The key function of the model is the market price determined by ads and demand: $$ p(Q) = R - \frac{Q}{e\sum_{i = 1}^N a_i}, $$ where:
- $ i = 1, 2, \ldots, N $ indexes the $ N $ advertisers in the market.
- $ p(Q) $ is the market price.
- $ Q = \sum_{i=1}^N q_i $ is the total quantity produced.
- $ R $ is the market “reservation” price above which no consumer purchases.
- $ a_i $ is the advertising effort exerted by advertiser $ i $.
- $ e $ is the elasticity parameter of advertising.
Each advertiser $ i $ aims to maximize their profit: $$ p(Q) , q_i. $$ The paper solves for the symmetric equilibrium by working backwards and taking derivatives.
Proposition 3 of the paper states:
A unique free entry equilibrium exists if and only if $e^2R^4 \ge 32 k$. Furthermore, as advertising effectiveness $e$ increases, the equilibrium number of firms $N^$ weakly increases while the equilibrium price $p^$ decreases.
Therefore, the model predicts that as more stringent privacy policies are implemented:
- Firms will exit the market.
- Total ad spending decreases, but surviving advertisers spend more individually.
- Product prices increase.
Data Processing
In Sections 4 and 5, the paper utilizes large-scale, exclusive data from Meta and U.S. industry data from the North American Industry Classification System (NAICS).I am not an expert in statistics and data processing, but I believe the authors explain how they organized and utilized the data in a reasonable way. For now, I’ll treat this part as a black box and consult some friends who are more proficient in econometrics for assistance.
The Paper’s Findings
By analyzing the data, the paper hypothesizes that advertisers with different objectives react differently to tightening privacy regulations (ATT):“In particular, the campaigns whose objectives relate to ’lower funnel’ (off-platform) actions, such as sales or app downloads, are likely more affected than the campaigns whose objectives relate to ‘upper funnel’ (on-platform) actions, like increasing the number of ’likes’ or brand awareness.”
Other findings include that ATT decreases overall ad spend but increases individual advertisers’ ad spend. ATT leads to more advertisers exiting the market and higher product prices.
The paper concludes by emphasizing that it is the first research to use large-scale, industry data to analyze the effect of privacy regulation on digital advertising and the product market. It suggests that privacy regulation harms not only firms but also potentially consumers due to higher prices. Finally, the paper notes that small and medium-sized businesses are the ones that rely most on advertising—specifically targeted advertising that uses consumer data to reach niche markets—hence, they are most affected by privacy laws. Considering that they have more limited budgets and fewer opportunities to recover from setbacks, this is concerning.
my thoughts
The paper’s results are not particularly surprising. Given a product market where digital advertising is a primary driving force besides product quantity, it is intuitive that when the effectiveness of advertising deteriorates, there will be fewer advertisers in the market. With fewer sellers, prices go up. Under certain assumptions of the demand function, ad spending may increase.

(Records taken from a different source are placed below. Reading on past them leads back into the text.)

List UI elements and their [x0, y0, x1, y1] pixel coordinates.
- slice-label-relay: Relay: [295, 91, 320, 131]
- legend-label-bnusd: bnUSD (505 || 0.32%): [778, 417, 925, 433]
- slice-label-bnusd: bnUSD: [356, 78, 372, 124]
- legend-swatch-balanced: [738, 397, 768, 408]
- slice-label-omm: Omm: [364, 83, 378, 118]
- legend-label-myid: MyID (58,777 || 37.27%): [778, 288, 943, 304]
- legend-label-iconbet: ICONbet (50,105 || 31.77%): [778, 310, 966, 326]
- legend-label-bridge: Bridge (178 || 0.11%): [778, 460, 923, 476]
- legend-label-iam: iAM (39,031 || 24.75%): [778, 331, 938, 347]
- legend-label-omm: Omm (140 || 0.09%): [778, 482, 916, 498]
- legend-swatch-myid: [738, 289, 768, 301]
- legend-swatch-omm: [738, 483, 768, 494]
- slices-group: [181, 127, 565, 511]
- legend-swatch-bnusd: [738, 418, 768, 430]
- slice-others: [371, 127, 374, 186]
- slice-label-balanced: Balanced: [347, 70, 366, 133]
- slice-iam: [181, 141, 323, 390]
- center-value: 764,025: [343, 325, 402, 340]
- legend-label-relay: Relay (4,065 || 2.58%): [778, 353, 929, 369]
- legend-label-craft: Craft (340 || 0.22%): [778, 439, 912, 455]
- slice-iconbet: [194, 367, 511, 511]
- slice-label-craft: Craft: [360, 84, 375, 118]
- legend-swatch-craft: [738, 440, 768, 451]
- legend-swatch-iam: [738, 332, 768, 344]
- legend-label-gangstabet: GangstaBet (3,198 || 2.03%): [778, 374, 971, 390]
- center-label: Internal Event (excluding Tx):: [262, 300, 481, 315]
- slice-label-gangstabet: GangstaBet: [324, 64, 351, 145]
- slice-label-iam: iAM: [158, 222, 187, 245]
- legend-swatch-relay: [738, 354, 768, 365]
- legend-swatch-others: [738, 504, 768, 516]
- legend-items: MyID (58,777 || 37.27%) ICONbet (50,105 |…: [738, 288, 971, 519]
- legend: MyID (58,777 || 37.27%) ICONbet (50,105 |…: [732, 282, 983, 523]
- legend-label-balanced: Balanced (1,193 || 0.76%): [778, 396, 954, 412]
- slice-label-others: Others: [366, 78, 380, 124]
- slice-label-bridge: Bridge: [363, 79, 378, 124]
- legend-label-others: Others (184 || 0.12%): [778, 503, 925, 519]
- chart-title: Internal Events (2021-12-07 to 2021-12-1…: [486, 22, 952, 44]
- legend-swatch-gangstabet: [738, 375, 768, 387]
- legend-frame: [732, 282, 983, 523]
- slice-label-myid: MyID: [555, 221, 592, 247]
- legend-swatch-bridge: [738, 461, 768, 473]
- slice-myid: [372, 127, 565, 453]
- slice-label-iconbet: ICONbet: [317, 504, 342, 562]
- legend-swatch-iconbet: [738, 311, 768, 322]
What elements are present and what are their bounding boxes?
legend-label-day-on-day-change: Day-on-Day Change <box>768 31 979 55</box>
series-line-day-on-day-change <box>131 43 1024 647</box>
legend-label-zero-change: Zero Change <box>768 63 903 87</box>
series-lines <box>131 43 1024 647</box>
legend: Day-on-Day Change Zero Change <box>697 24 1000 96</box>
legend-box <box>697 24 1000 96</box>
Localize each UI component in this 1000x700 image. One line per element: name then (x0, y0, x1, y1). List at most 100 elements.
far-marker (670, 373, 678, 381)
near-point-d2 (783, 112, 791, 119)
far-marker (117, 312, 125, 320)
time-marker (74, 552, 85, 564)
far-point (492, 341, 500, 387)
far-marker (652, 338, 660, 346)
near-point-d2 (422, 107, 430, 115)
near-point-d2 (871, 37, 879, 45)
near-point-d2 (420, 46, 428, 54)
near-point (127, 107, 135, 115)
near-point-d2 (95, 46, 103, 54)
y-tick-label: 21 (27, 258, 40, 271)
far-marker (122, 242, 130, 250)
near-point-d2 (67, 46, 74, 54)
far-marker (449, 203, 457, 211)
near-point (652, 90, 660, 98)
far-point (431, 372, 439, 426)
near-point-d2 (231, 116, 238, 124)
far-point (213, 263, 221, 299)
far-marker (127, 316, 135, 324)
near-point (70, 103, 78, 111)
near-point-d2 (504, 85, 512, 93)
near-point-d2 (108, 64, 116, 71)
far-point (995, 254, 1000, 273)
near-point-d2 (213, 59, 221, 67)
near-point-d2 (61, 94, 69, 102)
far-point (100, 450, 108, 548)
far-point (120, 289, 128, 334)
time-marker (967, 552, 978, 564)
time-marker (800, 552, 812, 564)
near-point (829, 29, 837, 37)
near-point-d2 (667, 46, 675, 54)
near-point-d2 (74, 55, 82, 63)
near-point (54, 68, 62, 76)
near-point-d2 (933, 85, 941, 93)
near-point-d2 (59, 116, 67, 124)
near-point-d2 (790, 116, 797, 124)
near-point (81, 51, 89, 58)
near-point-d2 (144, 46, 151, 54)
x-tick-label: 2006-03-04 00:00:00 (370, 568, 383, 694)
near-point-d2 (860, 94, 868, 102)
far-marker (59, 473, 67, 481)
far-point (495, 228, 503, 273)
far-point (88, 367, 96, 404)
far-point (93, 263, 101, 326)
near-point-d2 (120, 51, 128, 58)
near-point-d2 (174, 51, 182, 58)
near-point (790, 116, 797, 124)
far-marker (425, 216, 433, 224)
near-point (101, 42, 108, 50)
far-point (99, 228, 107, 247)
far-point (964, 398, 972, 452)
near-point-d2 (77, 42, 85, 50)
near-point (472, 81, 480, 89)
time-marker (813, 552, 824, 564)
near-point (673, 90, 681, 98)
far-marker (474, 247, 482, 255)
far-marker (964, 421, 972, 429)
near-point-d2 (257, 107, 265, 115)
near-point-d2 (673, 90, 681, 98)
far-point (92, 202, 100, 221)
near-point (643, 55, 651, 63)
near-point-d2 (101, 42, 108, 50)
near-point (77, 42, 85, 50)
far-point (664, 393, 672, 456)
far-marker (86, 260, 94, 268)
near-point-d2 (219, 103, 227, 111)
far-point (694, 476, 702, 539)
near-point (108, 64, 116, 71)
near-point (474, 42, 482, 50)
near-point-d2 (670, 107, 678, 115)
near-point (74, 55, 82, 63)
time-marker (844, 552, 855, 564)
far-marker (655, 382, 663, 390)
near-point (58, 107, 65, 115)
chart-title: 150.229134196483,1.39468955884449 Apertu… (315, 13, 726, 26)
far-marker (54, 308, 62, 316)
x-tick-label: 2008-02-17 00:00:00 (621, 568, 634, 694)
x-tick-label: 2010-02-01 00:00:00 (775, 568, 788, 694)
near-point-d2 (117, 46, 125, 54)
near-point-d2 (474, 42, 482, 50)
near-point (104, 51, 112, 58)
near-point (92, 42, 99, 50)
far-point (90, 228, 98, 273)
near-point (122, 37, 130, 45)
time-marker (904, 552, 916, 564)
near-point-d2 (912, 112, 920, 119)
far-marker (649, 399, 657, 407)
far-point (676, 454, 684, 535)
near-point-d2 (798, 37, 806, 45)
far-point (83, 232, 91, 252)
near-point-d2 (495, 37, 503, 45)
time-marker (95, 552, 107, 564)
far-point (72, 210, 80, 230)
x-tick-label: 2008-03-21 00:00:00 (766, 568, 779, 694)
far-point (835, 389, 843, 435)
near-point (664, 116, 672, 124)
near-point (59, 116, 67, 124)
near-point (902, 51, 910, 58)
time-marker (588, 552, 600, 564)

What would be really interesting is to explicitly account for smaller and larger sellers. Can we verify both theoretically and empirically that privacy regulation harms smaller sellers but does not significantly affect bigger sellers?
Finally, it occurs to me that in the near future, large language models could contribute significantly to empirical analysis. Much of the data summarization and cleaning could be done on a larger scale by these models, offering new opportunities for findings that were previously inaccessible.